Some people have suggested that this type of diet might help a person with diabetes, but the American Diabetes Association (ADA) do not recommend any single diet over another.
Every person has different dietary needs. Doctors now individualize diet plans based on current eating habits, preferences, and a target weight or blood sugar level for that person.
Foods containing carbohydrates, such as bread, rice, pasta, milk, and fruit, are the main fuel source for many bodily processes. The body uses insulin to help bring glucose from the blood into the cells for energy.
However, in a person with diabetes, insulin is either absent or does not work properly. This disrupts the body’s ability to use carbohydrates effectively and, in turn, causes sugars to be high in the blood.
If a person eats a high-carb meal, this can lead to a spike in blood glucose, especially in a person with diabetes. Diet is important for both type 1 and type 2 diabetes.
Limiting the intake of carbohydrates is the central concept of the keto diet.
Researchers initially developed and continue to recommend the diet for children with epilepsy. However, some reviews maintain that it might also benefit some people with diabetes.
Some research has suggested that following a ketogenic diet might:
- reduce the risk of diabetes in people who do not yet have it
- improve glycemic control in people with diabetes
- help people to lose excess weight
In this article, we look at the possible links between the keto diet and diabetes.

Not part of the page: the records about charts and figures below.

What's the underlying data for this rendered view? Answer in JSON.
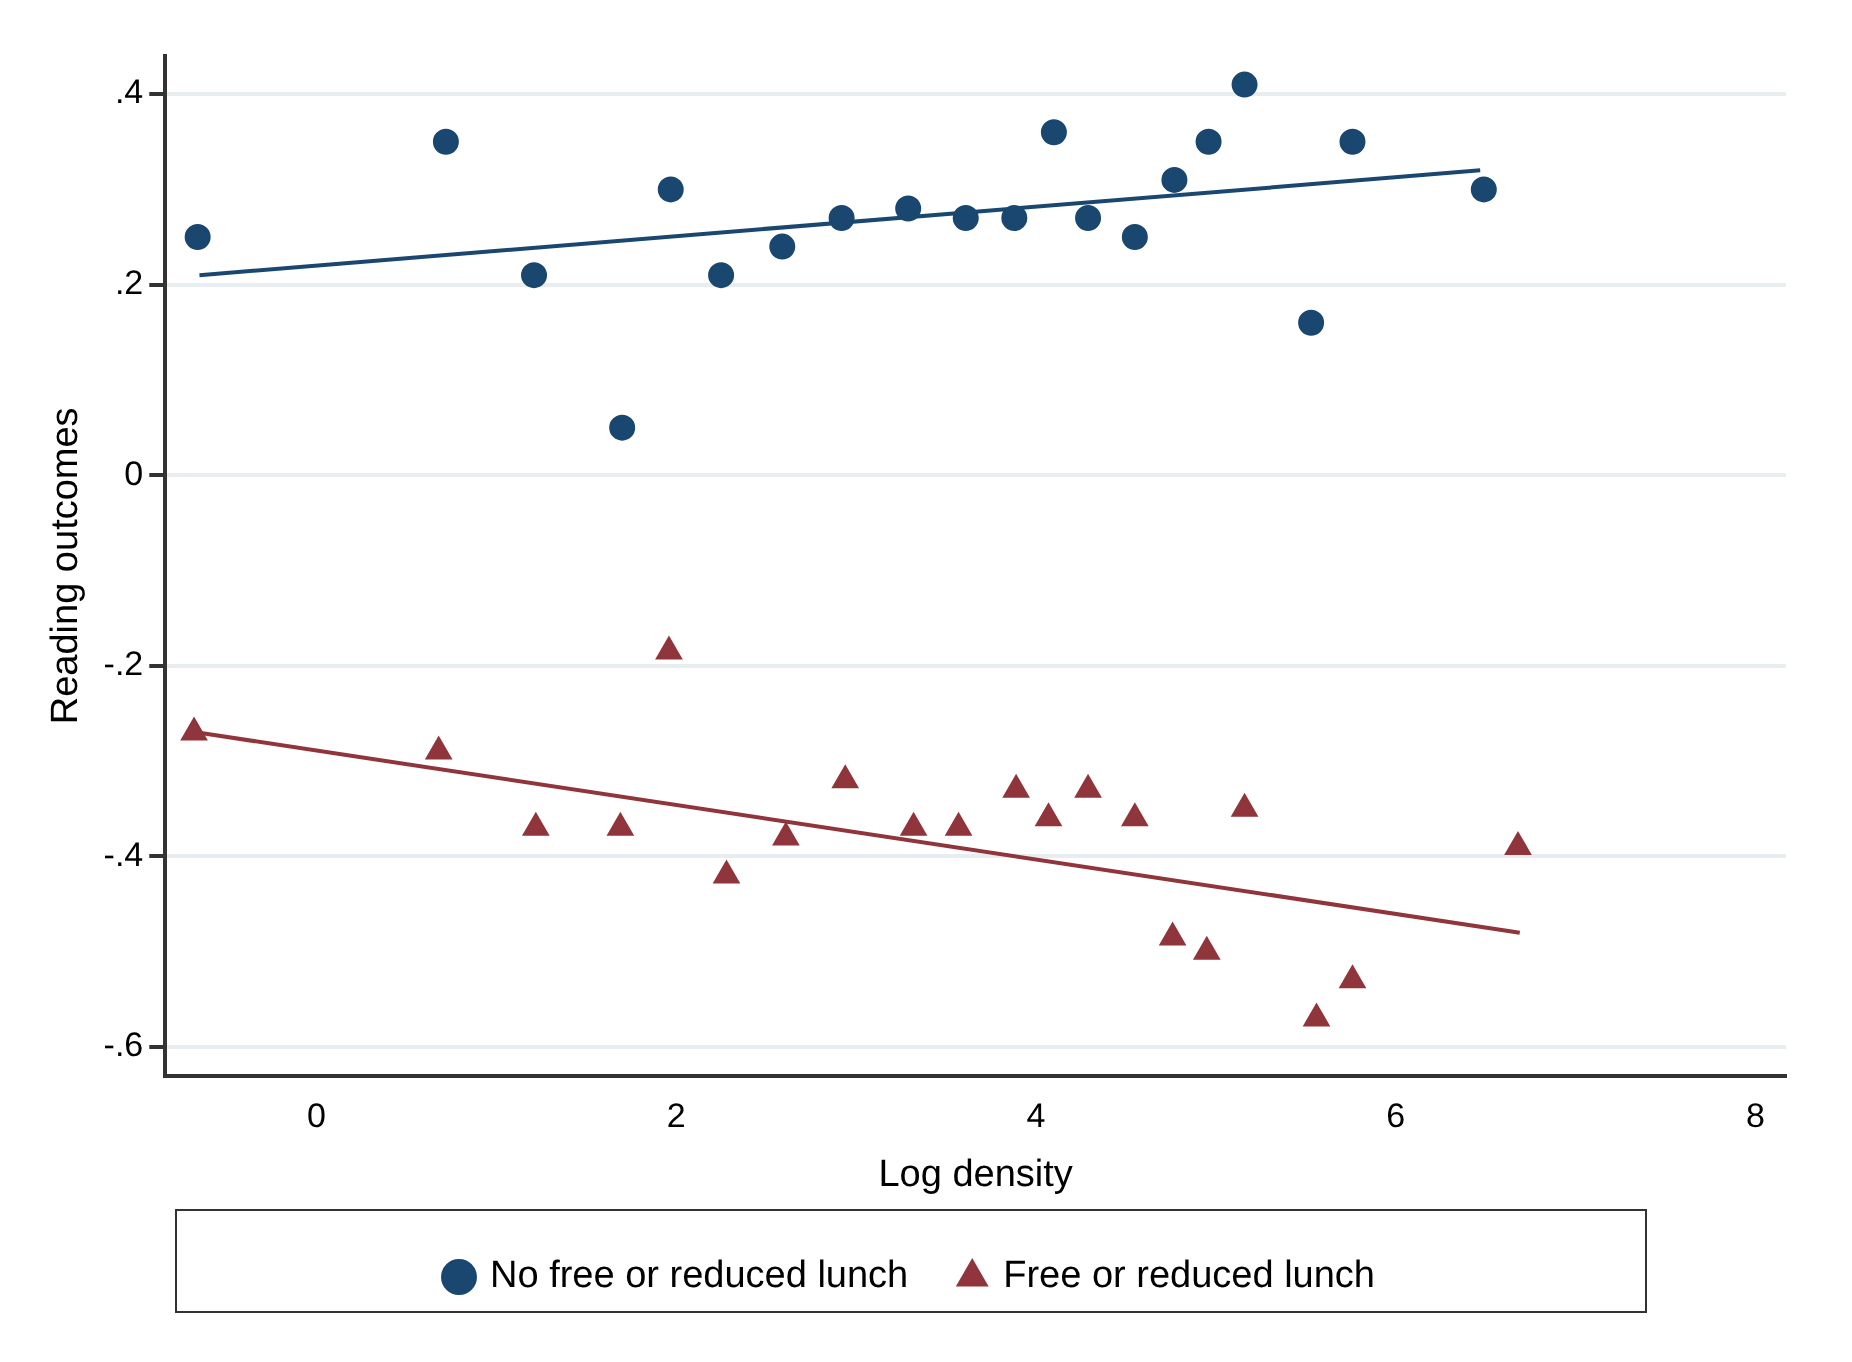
{
  "chart_data": {
    "type": "scatter",
    "xlabel": "Log density",
    "ylabel": "Reading outcomes",
    "xlim": [
      -0.84,
      8.17
    ],
    "ylim": [
      -0.63,
      0.44
    ],
    "xticks": [
      0,
      2,
      4,
      6,
      8
    ],
    "yticks": [
      {
        "value": -0.6,
        "label": "-.6"
      },
      {
        "value": -0.4,
        "label": "-.4"
      },
      {
        "value": -0.2,
        "label": "-.2"
      },
      0,
      {
        "value": 0.2,
        "label": ".2"
      },
      {
        "value": 0.4,
        "label": ".4"
      }
    ],
    "grid": "y",
    "legend": "bottom",
    "series": [
      {
        "name": "No free or reduced lunch",
        "marker": "circle",
        "color": "#1a476f",
        "x": [
          -0.66,
          0.72,
          1.21,
          1.7,
          1.97,
          2.25,
          2.59,
          2.92,
          3.29,
          3.61,
          3.88,
          4.1,
          4.29,
          4.55,
          4.77,
          4.96,
          5.16,
          5.53,
          5.76,
          6.49
        ],
        "values": [
          0.25,
          0.35,
          0.21,
          0.05,
          0.3,
          0.21,
          0.24,
          0.27,
          0.28,
          0.27,
          0.27,
          0.36,
          0.27,
          0.25,
          0.31,
          0.35,
          0.41,
          0.16,
          0.35,
          0.3
        ]
      },
      {
        "name": "Free or reduced lunch",
        "marker": "triangle",
        "color": "#90353b",
        "x": [
          -0.68,
          0.68,
          1.22,
          1.69,
          1.96,
          2.28,
          2.61,
          2.94,
          3.32,
          3.57,
          3.89,
          4.07,
          4.29,
          4.55,
          4.76,
          4.95,
          5.16,
          5.56,
          5.76,
          6.68
        ],
        "values": [
          -0.27,
          -0.29,
          -0.37,
          -0.37,
          -0.185,
          -0.42,
          -0.38,
          -0.32,
          -0.37,
          -0.37,
          -0.33,
          -0.36,
          -0.33,
          -0.36,
          -0.485,
          -0.5,
          -0.35,
          -0.57,
          -0.53,
          -0.39
        ]
      },
      {
        "type": "line",
        "marker": "none",
        "color": "#1a476f",
        "x": [
          -0.65,
          6.47
        ],
        "values": [
          0.21,
          0.32
        ]
      },
      {
        "type": "line",
        "marker": "none",
        "color": "#90353b",
        "x": [
          -0.66,
          6.69
        ],
        "values": [
          -0.27,
          -0.48
        ]
      }
    ]
  }
}
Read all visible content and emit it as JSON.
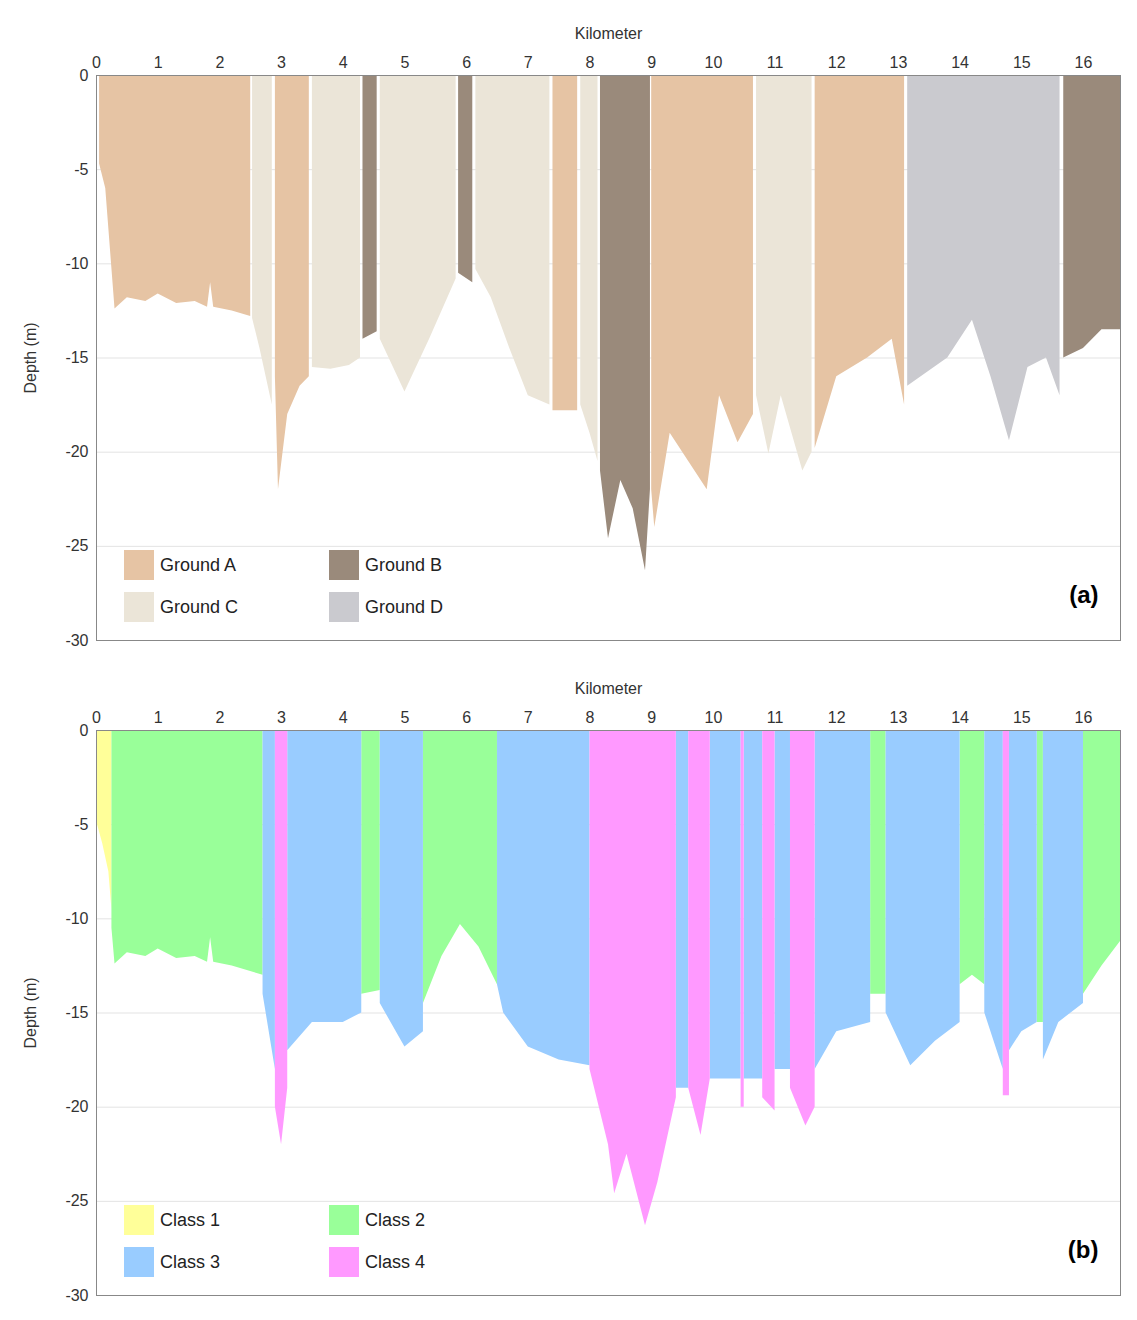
{
  "chart_data": [
    {
      "type": "area",
      "title": "(a)",
      "x_label": "Kilometer",
      "y_label": "Depth (m)",
      "xlim": [
        0,
        16.6
      ],
      "xticks": [
        0,
        1,
        2,
        3,
        4,
        5,
        6,
        7,
        8,
        9,
        10,
        11,
        12,
        13,
        14,
        15,
        16
      ],
      "ylim": [
        -30,
        0
      ],
      "yticks": [
        -30,
        -25,
        -20,
        -15,
        -10,
        -5,
        0
      ],
      "grid": true,
      "legend": "bottom-left",
      "series": [
        {
          "name": "Ground A",
          "color": "#e6c4a4",
          "x": [
            0.05,
            0.15,
            0.3,
            0.5,
            0.8,
            1.0,
            1.3,
            1.6,
            1.8,
            1.85,
            1.9,
            2.2,
            2.5,
            null,
            2.9,
            2.95,
            3.1,
            3.3,
            3.45,
            null,
            7.4,
            7.8,
            null,
            9.0,
            9.05,
            9.3,
            9.6,
            9.9,
            10.1,
            10.4,
            10.65,
            null,
            11.65,
            12.0,
            12.5,
            12.9,
            13.1
          ],
          "values": [
            -4.7,
            -6,
            -12.4,
            -11.8,
            -12,
            -11.6,
            -12.1,
            -12,
            -12.3,
            -11,
            -12.3,
            -12.5,
            -12.8,
            null,
            -16,
            -22,
            -18,
            -16.5,
            -16,
            null,
            -17.8,
            -17.8,
            null,
            -22,
            -24,
            -19,
            -20.5,
            -22,
            -17,
            -19.5,
            -18,
            null,
            -19.8,
            -16,
            -15,
            -14,
            -17.5
          ]
        },
        {
          "name": "Ground B",
          "color": "#9a8a7b",
          "x": [
            4.32,
            4.55,
            null,
            5.87,
            6.1,
            null,
            8.17,
            8.3,
            8.5,
            8.7,
            8.9,
            8.98,
            null,
            15.68,
            16.0,
            16.3,
            16.6
          ],
          "values": [
            -14,
            -13.6,
            null,
            -10.5,
            -11,
            null,
            -21,
            -24.6,
            -21.5,
            -23,
            -26.3,
            -22,
            null,
            -15,
            -14.5,
            -13.5,
            -13.5
          ]
        },
        {
          "name": "Ground C",
          "color": "#ebe5d8",
          "x": [
            2.53,
            2.65,
            2.85,
            null,
            3.5,
            3.8,
            4.1,
            4.28,
            null,
            4.6,
            5.0,
            5.4,
            5.83,
            null,
            6.15,
            6.4,
            6.7,
            7.0,
            7.35,
            null,
            7.85,
            8.0,
            8.13,
            null,
            10.7,
            10.9,
            11.1,
            11.45,
            11.6
          ],
          "values": [
            -12.9,
            -14.5,
            -17.5,
            null,
            -15.5,
            -15.6,
            -15.4,
            -15,
            null,
            -14,
            -16.8,
            -14,
            -10.8,
            null,
            -10.3,
            -11.8,
            -14.5,
            -17,
            -17.5,
            null,
            -17.5,
            -19,
            -20.5,
            null,
            -17,
            -20.1,
            -17,
            -21,
            -20
          ]
        },
        {
          "name": "Ground D",
          "color": "#cacacf",
          "x": [
            13.15,
            13.8,
            14.2,
            14.5,
            14.8,
            15.1,
            15.4,
            15.62
          ],
          "values": [
            -16.5,
            -15,
            -13,
            -16,
            -19.4,
            -15.5,
            -15,
            -17
          ]
        }
      ]
    },
    {
      "type": "area",
      "title": "(b)",
      "x_label": "Kilometer",
      "y_label": "Depth (m)",
      "xlim": [
        0,
        16.6
      ],
      "xticks": [
        0,
        1,
        2,
        3,
        4,
        5,
        6,
        7,
        8,
        9,
        10,
        11,
        12,
        13,
        14,
        15,
        16
      ],
      "ylim": [
        -30,
        0
      ],
      "yticks": [
        -30,
        -25,
        -20,
        -15,
        -10,
        -5,
        0
      ],
      "grid": true,
      "legend": "bottom-left",
      "series": [
        {
          "name": "Class 1",
          "color": "#ffff99",
          "x": [
            0,
            0.1,
            0.2,
            0.25
          ],
          "values": [
            -4.8,
            -6,
            -7.5,
            -9.5
          ]
        },
        {
          "name": "Class 2",
          "color": "#99ff99",
          "x": [
            0.25,
            0.3,
            0.5,
            0.8,
            1.0,
            1.3,
            1.6,
            1.8,
            1.85,
            1.9,
            2.2,
            2.7,
            null,
            4.3,
            4.6,
            null,
            5.3,
            5.6,
            5.9,
            6.2,
            6.5,
            null,
            12.55,
            12.8,
            null,
            14.0,
            14.2,
            14.4,
            null,
            15.25,
            15.35,
            null,
            16.0,
            16.3,
            16.6
          ],
          "values": [
            -10.5,
            -12.4,
            -11.8,
            -12,
            -11.6,
            -12.1,
            -12,
            -12.3,
            -11,
            -12.3,
            -12.5,
            -13,
            null,
            -14,
            -13.8,
            null,
            -14.5,
            -12,
            -10.3,
            -11.5,
            -13.5,
            null,
            -14,
            -14,
            null,
            -13.5,
            -13,
            -13.5,
            null,
            -15.5,
            -15.5,
            null,
            -14,
            -12.5,
            -11.2
          ]
        },
        {
          "name": "Class 3",
          "color": "#99ccff",
          "x": [
            2.7,
            2.9,
            null,
            3.1,
            3.5,
            4.0,
            4.3,
            null,
            4.6,
            5.0,
            5.3,
            null,
            6.5,
            6.6,
            7.0,
            7.5,
            8.0,
            null,
            9.4,
            9.6,
            null,
            9.95,
            10.45,
            null,
            10.5,
            10.8,
            null,
            11.0,
            11.25,
            null,
            11.65,
            12.0,
            12.55,
            null,
            12.8,
            13.2,
            13.6,
            14.0,
            null,
            14.4,
            14.7,
            null,
            14.8,
            15.0,
            15.25,
            null,
            15.35,
            15.6,
            16.0
          ],
          "values": [
            -14,
            -18,
            null,
            -17,
            -15.5,
            -15.5,
            -15,
            null,
            -14.5,
            -16.8,
            -16,
            null,
            -13.5,
            -15,
            -16.8,
            -17.5,
            -17.8,
            null,
            -19,
            -19,
            null,
            -18.5,
            -18.5,
            null,
            -18.5,
            -18.5,
            null,
            -18,
            -18,
            null,
            -18,
            -16,
            -15.5,
            null,
            -15,
            -17.8,
            -16.5,
            -15.5,
            null,
            -15,
            -18,
            null,
            -17,
            -16,
            -15.5,
            null,
            -17.5,
            -15.5,
            -14.5
          ]
        },
        {
          "name": "Class 4",
          "color": "#ff99ff",
          "x": [
            2.9,
            3.0,
            3.1,
            null,
            8.0,
            8.3,
            8.4,
            8.6,
            8.9,
            9.1,
            9.4,
            null,
            9.6,
            9.8,
            9.95,
            null,
            10.45,
            10.5,
            null,
            10.8,
            11.0,
            null,
            11.25,
            11.5,
            11.65,
            null,
            14.7,
            14.8
          ],
          "values": [
            -20,
            -22,
            -19,
            null,
            -18,
            -22,
            -24.6,
            -22.5,
            -26.3,
            -24,
            -19.5,
            null,
            -19,
            -21.5,
            -18.5,
            null,
            -20,
            -20,
            null,
            -19.5,
            -20.2,
            null,
            -19,
            -21,
            -20,
            null,
            -19.4,
            -19.4
          ]
        }
      ]
    }
  ]
}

The ketogenic diet and diabetes
The ketogenic diet severely restricts carbohydrates. It forces the body to break down fats for energy. The process of using fat for energy is called ketosis. It produces a fuel source called ketones.
A ketogenic diet may help some people with type 2 diabetes because it allows the body to maintain glucose levels at a low but healthy level.
The lower intake of carbohydrates in the diet can help to eliminate large spikes in blood sugar, reducing the need for insulin.
Studies on ketogenic diets, including research from 2018, have found that they can be helpful in controlling levels of HbA1c. This refers to the amount of glucose traveling with hemoglobin in the blood over about 3 months.
Impact on medication
Ketogenic diets may help reduce blood sugar levels. As such, some people with type 2 diabetes who also follow a ketogenic diet may be able to reduce their need for medication.
However, scientists have warned that those following the ketogenic diet alongside an insulin regimen might have a higher risk of developing hypoglycemia (low blood sugar).
Hypoglycemia occurs when blood sugar levels fall to 70 milligrams per deciliter (mg/dL) or less.
It is best to discuss any diet changes with your doctor while on medication. Not consuming enough carbohydrates can be dangerous when taking certain medications for diabetes.
Impact on weight
The ketogenic diet helps the body burn fat. This is beneficial when a person is trying to lose weight, and it may be helpful for people whose excess weight has influenced the development of prediabetes and type 2 diabetes.
Even light-to-moderate weight loss through diet and exercise might support glycemic control, overall well-being, and energy distribution throughout the day in people who have diabetes,
Research has shown that people undertaking a ketogenic diet show an improvement in blood sugar level management and that some have experienced noticeable weight loss.